The crankcase ventilation system is used to consume crankcase vapors in the combustion process instead of venting vapors to the atmosphere. Fresh air from the intake system is supplied to the crankcase and mixed with blow-by gases inside the crankcase. Blow-by gases rise to the top of the engine and are picked up into the oil separation chamber in the camshaft cover, where oil is separated from the gases. Blow-by gases are then passed to the intake manifold to be consumed by normal combustion, through a calibrated orifice inside of the camshaft cover.
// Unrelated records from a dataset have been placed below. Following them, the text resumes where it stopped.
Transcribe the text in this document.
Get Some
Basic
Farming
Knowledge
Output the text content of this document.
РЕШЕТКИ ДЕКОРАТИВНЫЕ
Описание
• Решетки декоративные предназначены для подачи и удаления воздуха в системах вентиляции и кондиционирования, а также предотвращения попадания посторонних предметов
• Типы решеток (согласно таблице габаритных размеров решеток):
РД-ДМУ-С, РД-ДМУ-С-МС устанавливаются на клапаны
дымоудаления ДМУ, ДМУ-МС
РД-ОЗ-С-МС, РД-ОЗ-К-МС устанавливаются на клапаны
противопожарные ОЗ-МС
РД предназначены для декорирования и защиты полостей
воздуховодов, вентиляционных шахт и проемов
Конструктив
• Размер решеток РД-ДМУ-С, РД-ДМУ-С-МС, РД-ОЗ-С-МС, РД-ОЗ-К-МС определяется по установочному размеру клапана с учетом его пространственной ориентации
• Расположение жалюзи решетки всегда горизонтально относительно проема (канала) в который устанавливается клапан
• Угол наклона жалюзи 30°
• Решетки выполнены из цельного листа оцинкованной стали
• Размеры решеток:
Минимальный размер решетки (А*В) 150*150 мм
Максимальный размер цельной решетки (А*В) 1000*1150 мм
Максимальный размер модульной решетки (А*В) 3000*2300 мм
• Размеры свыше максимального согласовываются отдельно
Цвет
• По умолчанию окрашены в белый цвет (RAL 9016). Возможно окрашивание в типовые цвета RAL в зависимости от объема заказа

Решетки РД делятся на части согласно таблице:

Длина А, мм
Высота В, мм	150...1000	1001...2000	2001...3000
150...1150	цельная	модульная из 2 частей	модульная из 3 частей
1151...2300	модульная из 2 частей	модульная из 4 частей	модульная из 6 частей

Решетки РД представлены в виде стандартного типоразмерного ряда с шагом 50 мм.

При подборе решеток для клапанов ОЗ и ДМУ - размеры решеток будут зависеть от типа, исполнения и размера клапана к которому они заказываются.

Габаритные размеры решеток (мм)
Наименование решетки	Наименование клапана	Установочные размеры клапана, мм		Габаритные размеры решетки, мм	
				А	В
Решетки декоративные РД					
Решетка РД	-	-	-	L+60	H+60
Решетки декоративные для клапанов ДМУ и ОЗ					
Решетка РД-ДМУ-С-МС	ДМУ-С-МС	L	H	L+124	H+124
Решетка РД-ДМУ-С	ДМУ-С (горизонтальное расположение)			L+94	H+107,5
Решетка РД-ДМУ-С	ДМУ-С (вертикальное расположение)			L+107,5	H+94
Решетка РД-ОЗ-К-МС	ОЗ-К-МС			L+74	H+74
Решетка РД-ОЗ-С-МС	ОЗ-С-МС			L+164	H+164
Fresh air is brought into the engine through the positive crankcase ventilation (PCV) valve (4) as long as the crankcase is under vacuum. The primary control is through the PCV orifice (3) which meters the flow into intake manifold, at a rate depending on manifold vacuum. The PCV orifice is an integral part of the camshaft cover. Under certain operating conditions, the system is designed to allow excessive amounts of blow by gases to flow through the PCV valves (1 or 2) depending on if the engine is in boost mode or excessive crankcase pressure is detected and then routed into the intake system to be consumed by normal combustion.

Turbo Applications:

During normal operating conditions the PCV gases are routed using PCV valve (3) and the internal passage within the camshaft cover. When the Turbo is active, check valve (3) is closed and check valve (1) opens and PCV gases are routed back to the turbocharger to be consumed by normal combustion. If the engine sees excessive positive crankcase pressure check valve (2) opens and the pressure is routed to the air inlet to be reintroduced into the engine.

Non-Turbo Applications:

During normal operating conditions the PCV gases are routed using check valve (3) and the internal passage within the camshaft cover. If the engine sees excessive positive crankcase pressure check valve (2) opens and the pressure is routed to the air inlet. Also for non-turbo applications check valve (1) does not exist.


In any application check valve (2) is only used if the engine sees excessive crankcase pressure."